In 1824, French physicist Sadi Carnot, in his “On the Motive Power of Fire”, was the first to study the thermodynamics of combustion reactions in steam engines. In the 1850s, German physicist Rudolf Clausius began to apply the principles developed by Carnot to chemicals systems at the atomic to molecular scale. During the years 1873 to 1876 at Yale University, American mathematical physicist Josiah Willard Gibbs, the first to be awarded a Ph.D. in engineering in the U.S., in a series of three papers, developed a mathematicalbased, graphical methodology, for the study of chemical systems using the thermodynamics of Clausius. In 1882, German physicist Hermann von Helmholtz, published a founding thermodynamics paper, similar to Gibbs, but with more of an electro-chemical basis, in which he showed that measure of chemical affinity, i.e. the “force” of chemical reactions, is determined by the measure of the free energy of the reaction process.  Following these early developments, the new science of chemical engineering began to develop. The following timeline shows some of the key
steps in the development of the science of chemical engineering :

  • 1805 – John Dalton published Atomic Weights, allowing chemical equations to be balanced and the basis for chemical engineering mass balances.
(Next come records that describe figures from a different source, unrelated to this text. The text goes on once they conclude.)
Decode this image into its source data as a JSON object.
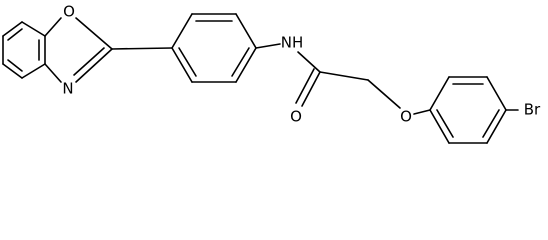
{
  "molecule": {
    "atoms": [
      {
        "label": "O"
      },
      {
        "label": "N"
      },
      {
        "label": "NH"
      },
      {
        "label": "O"
      },
      {
        "label": "O"
      },
      {
        "label": "Br"
      }
    ]
  }
}
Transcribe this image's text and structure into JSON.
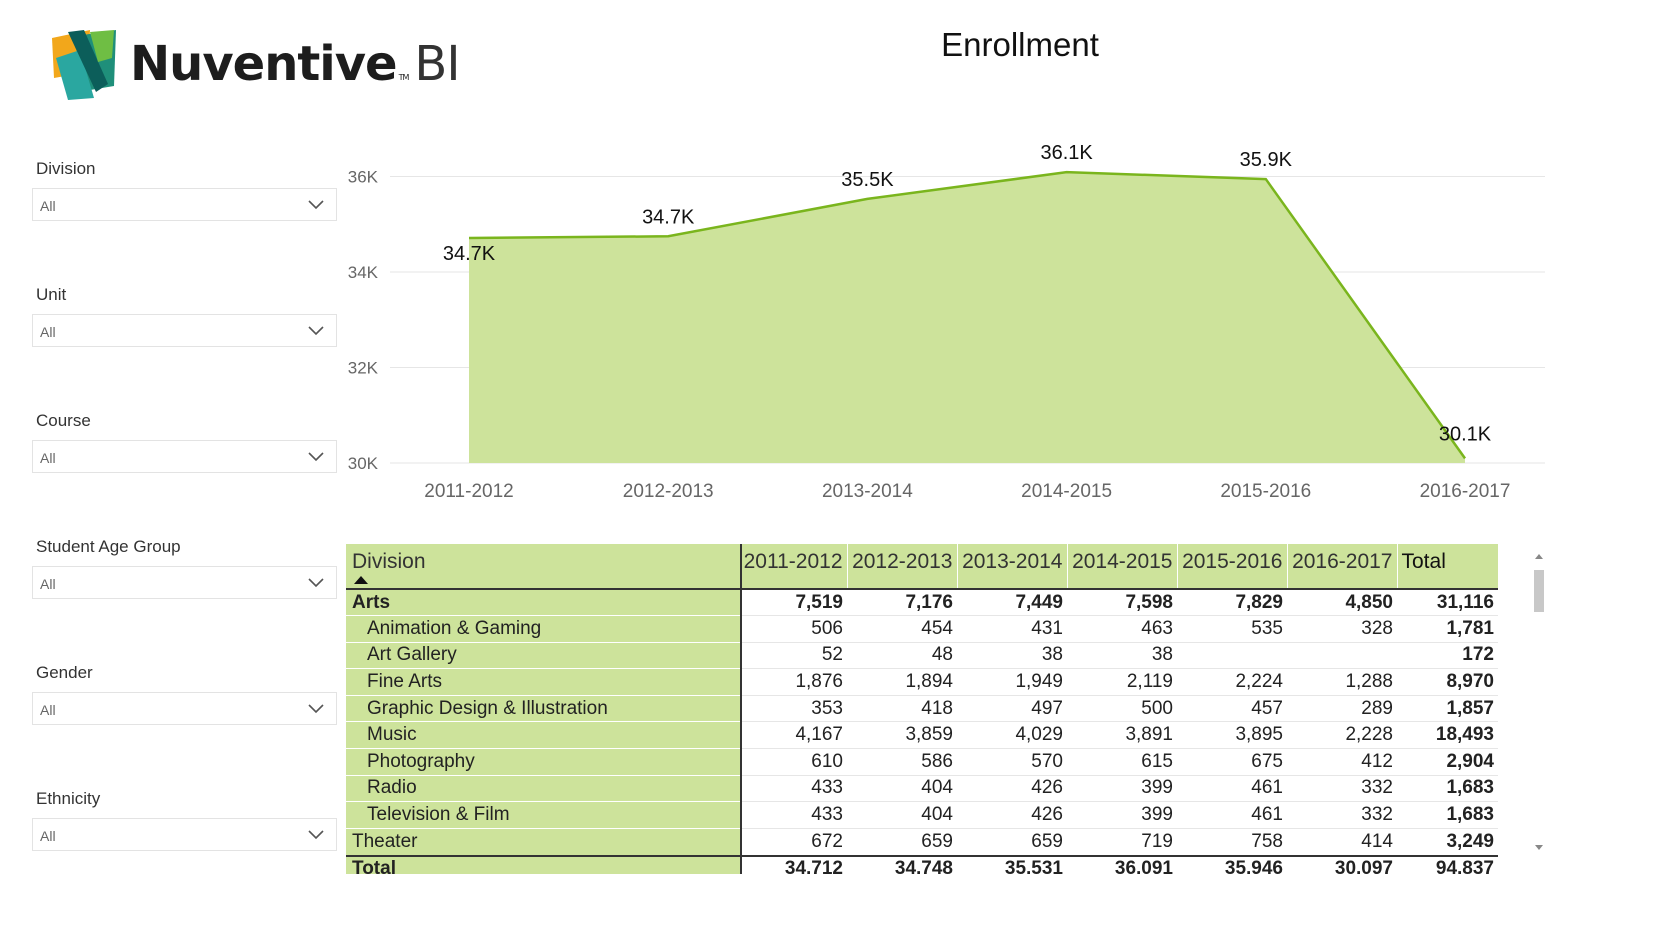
{
  "logo": {
    "name": "Nuventive",
    "tm": "TM",
    "suffix": "BI"
  },
  "title": "Enrollment",
  "slicers": [
    {
      "label": "Division",
      "value": "All"
    },
    {
      "label": "Unit",
      "value": "All"
    },
    {
      "label": "Course",
      "value": "All"
    },
    {
      "label": "Student Age Group",
      "value": "All"
    },
    {
      "label": "Gender",
      "value": "All"
    },
    {
      "label": "Ethnicity",
      "value": "All"
    }
  ],
  "colors": {
    "area_fill": "#cde39b",
    "area_line": "#7ab51d",
    "header_bg": "#cde39b"
  },
  "chart_data": {
    "type": "area",
    "categories": [
      "2011-2012",
      "2012-2013",
      "2013-2014",
      "2014-2015",
      "2015-2016",
      "2016-2017"
    ],
    "values": [
      34712,
      34748,
      35531,
      36091,
      35946,
      30097
    ],
    "data_labels": [
      "34.7K",
      "34.7K",
      "35.5K",
      "36.1K",
      "35.9K",
      "30.1K"
    ],
    "y_ticks": [
      "30K",
      "32K",
      "34K",
      "36K"
    ],
    "ylim": [
      30000,
      36200
    ],
    "grid": true,
    "legend": "none"
  },
  "matrix": {
    "header": [
      "Division",
      "2011-2012",
      "2012-2013",
      "2013-2014",
      "2014-2015",
      "2015-2016",
      "2016-2017",
      "Total"
    ],
    "sort": "ascending",
    "rows": [
      {
        "level": "group",
        "cells": [
          "Arts",
          "7,519",
          "7,176",
          "7,449",
          "7,598",
          "7,829",
          "4,850",
          "31,116"
        ]
      },
      {
        "level": "child",
        "cells": [
          "Animation & Gaming",
          "506",
          "454",
          "431",
          "463",
          "535",
          "328",
          "1,781"
        ]
      },
      {
        "level": "child",
        "cells": [
          "Art Gallery",
          "52",
          "48",
          "38",
          "38",
          "",
          "",
          "172"
        ]
      },
      {
        "level": "child",
        "cells": [
          "Fine Arts",
          "1,876",
          "1,894",
          "1,949",
          "2,119",
          "2,224",
          "1,288",
          "8,970"
        ]
      },
      {
        "level": "child",
        "cells": [
          "Graphic Design & Illustration",
          "353",
          "418",
          "497",
          "500",
          "457",
          "289",
          "1,857"
        ]
      },
      {
        "level": "child",
        "cells": [
          "Music",
          "4,167",
          "3,859",
          "4,029",
          "3,891",
          "3,895",
          "2,228",
          "18,493"
        ]
      },
      {
        "level": "child",
        "cells": [
          "Photography",
          "610",
          "586",
          "570",
          "615",
          "675",
          "412",
          "2,904"
        ]
      },
      {
        "level": "child",
        "cells": [
          "Radio",
          "433",
          "404",
          "426",
          "399",
          "461",
          "332",
          "1,683"
        ]
      },
      {
        "level": "child",
        "cells": [
          "Television & Film",
          "433",
          "404",
          "426",
          "399",
          "461",
          "332",
          "1,683"
        ]
      },
      {
        "level": "cut",
        "cells": [
          "Theater",
          "672",
          "659",
          "659",
          "719",
          "758",
          "414",
          "3,249"
        ]
      }
    ],
    "total": [
      "Total",
      "34,712",
      "34,748",
      "35,531",
      "36,091",
      "35,946",
      "30,097",
      "94,837"
    ]
  }
}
  • 1882 – a course in “Chemical Technology” is offered at University College London
  • 1883 – Osborne Reynolds defines the dimensionless group for fluid flow, leading to practical scale-up and understanding of flow, heat and mass transfer
  • 1885 – Henry Edward Armstrong offers a course in “chemical engineering” at Central College (later Imperial College), London.
  • 1888 – There is a Department of Chemical Engineering at Glasgow and West of Scotland Technical College offering day and evening classes.
  • 1888 – Lewis M. Norton starts a new curriculum at Massachusetts Institute of Technology (MIT): Course X, Chemical Engineering
  • 1889 – Rose Polytechnic Institute awards the first bachelor‟s of science in chemical engineering in the US.
  • 1891 – MIT awards a bachelor‟s of science in chemical engineering to William Page Bryant and six other candidates.
  • 1892 – A bachelor‟s program in chemical engineering is established at the University of Pennsylvania.
  • 1901 – George E. Davis produces the Handbook of Chemical Engineering
  • 1905 – the University of Wisconsin awards the first Ph.D. in chemical engineering to Oliver Patterson Watts.
  • 1908 – the American Institute of Chemical Engineers (AIChE) is founded.
  • 1922 – the UK Institution of Chemical Engineers (IChemE) is founded.
  • 1942 – Hilda Derrick, first female student member of the IChemE.